Le trajet jusqu'à l'infirmerie se poursuit encore quelques minutes. Malefoy n'a pas desserré les dents.
- Miss Greengrass, s'écrie Mme Pomfresh en me voyant entrer. Vous avez vraiment mauvaise mine ! Tenez, Mr Malefoy, aidez-la à s'allonger sur le lit pendant que je vais chercher quelques fioles.
Sans prêter attention aux paroles de l'infirmière, je tente de monter par moi-même sur le lit. Mauvaise idée, celui-ci est beaucoup trop haut et, si deux mains ne m'avaient pas rattrapées, j'aurais déjà le nez dans la poussière.
Délicatement, et c'est ce qui est le plus étrange, Malefoy m'attrape la taille et me soulève pour me poser dans le lit. J'essaie de ne pas prêter attention à la sensation de ses mains sur moi, mais elles me provoquent un trouble que je ne peux m'expliquer. En voyant son visage impassible, je finis par mettre cette sensation sur le compte du rhume.

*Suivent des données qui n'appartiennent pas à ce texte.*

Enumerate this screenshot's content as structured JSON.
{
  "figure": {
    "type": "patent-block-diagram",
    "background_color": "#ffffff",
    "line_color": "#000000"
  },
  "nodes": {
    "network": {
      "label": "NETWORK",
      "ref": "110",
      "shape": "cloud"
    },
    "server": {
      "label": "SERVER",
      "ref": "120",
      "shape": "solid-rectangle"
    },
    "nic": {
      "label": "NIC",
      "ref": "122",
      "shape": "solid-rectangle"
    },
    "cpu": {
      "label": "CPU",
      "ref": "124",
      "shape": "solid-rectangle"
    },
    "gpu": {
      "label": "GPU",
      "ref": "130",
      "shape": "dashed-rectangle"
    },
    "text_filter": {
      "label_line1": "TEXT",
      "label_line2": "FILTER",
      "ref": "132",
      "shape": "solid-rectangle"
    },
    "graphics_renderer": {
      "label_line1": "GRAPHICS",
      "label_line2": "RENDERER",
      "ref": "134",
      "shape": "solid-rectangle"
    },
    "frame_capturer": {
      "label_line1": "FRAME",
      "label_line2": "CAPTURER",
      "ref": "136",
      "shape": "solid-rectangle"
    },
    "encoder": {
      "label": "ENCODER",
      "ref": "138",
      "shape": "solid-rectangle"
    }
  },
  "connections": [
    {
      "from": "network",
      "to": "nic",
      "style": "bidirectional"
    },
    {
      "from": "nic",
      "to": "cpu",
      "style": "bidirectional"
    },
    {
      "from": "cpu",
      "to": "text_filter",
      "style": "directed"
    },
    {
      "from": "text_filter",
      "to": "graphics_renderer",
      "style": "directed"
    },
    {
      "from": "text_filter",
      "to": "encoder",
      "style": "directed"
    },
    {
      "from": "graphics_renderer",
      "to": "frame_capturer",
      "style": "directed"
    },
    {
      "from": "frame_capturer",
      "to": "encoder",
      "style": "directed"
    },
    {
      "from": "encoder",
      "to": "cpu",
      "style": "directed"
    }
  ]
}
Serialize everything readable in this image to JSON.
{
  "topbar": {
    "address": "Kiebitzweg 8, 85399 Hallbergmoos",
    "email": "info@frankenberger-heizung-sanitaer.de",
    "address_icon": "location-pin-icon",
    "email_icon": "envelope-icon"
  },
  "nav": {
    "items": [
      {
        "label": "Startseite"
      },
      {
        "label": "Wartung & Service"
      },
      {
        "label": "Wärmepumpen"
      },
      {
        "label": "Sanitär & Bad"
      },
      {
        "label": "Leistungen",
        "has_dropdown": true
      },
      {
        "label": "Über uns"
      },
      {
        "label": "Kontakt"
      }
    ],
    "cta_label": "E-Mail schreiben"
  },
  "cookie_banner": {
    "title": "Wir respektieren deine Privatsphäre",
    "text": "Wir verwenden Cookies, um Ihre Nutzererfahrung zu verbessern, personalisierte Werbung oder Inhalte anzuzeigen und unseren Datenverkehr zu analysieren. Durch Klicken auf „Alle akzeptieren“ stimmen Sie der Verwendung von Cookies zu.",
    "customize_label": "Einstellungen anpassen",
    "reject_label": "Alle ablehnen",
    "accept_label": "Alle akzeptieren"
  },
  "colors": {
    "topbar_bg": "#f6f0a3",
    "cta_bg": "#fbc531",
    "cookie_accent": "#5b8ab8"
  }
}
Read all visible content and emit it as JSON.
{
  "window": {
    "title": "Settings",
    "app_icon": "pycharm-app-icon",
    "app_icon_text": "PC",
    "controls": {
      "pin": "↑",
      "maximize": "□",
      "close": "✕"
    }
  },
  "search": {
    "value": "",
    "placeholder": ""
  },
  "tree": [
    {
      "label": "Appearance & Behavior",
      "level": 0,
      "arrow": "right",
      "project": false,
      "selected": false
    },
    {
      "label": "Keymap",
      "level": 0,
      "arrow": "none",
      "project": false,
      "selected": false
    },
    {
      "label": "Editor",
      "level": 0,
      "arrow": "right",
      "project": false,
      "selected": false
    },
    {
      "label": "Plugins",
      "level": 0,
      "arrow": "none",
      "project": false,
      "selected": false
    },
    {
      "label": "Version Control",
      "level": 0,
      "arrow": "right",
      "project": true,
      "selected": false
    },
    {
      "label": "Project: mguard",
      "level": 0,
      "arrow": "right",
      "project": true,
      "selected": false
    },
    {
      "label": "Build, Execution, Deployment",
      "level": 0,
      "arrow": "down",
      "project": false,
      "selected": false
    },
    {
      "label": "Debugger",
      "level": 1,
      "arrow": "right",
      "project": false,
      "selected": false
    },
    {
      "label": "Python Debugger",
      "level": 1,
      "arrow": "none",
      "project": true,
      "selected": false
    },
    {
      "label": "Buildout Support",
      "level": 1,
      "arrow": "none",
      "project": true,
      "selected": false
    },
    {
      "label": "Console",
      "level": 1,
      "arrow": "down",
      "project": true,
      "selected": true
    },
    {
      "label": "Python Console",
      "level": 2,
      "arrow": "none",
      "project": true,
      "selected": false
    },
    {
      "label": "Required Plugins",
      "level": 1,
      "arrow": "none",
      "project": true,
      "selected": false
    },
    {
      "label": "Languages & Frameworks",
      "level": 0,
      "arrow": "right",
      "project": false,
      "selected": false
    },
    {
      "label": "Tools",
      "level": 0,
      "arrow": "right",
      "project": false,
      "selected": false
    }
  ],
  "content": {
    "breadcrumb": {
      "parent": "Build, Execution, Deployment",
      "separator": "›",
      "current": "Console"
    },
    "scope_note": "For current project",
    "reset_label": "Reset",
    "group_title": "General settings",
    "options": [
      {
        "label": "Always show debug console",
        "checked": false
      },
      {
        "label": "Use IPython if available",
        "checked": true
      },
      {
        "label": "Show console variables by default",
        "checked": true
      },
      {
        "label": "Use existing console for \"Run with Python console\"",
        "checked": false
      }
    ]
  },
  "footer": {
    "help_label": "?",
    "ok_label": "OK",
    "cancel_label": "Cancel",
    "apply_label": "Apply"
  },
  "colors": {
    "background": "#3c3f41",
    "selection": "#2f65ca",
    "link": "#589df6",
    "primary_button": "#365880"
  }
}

- Ah très bien, s'exclame l'infirmière en revenant, les bras chargés. Je suis vraiment désolée Miss Greengrass de vous avoir renvoyé dans votre salle commune. Heureusement que Mr Malefoy vous a amené car vous me semblez bien mal en point. Tenez, dit-elle en me tendant une fiole bleue ciel, buvez ceci, cela va vous soulager la gorge.
J'avale docilement la potion. Elle a un délicat goût de miel et de citron.
- Parfait, maintenant prenez ceci ! C'est pour votre mal de tête. Et après, vous avalerez ces deux potions. Ce sont de légers somnifères. Vous avez besoin de dormir !
J'avale d'une traite les différentes fioles que me propose Mme Pomfresh puis m'allonge dans les draps frais. J'attends que l'infirmière s'éloigne un peu et, au moment où Malefoy allait partir, je lui saisis le poignet pour le tourner vers moi :
- Merci Malefoy, dis-je en tentant de sourire.
- Je n'ai pas fait ça pour toi, répond-il sèchement. Mais ma mère m'en aurait voulu de t'avoir laissé dans cet état là.
Sa réponse semble brutale mais, en m'enfonçant dans les brumes de l'inconscience, j'arrive tout de même à sentir sa main dans la mienne tandis qu'il s'assoit.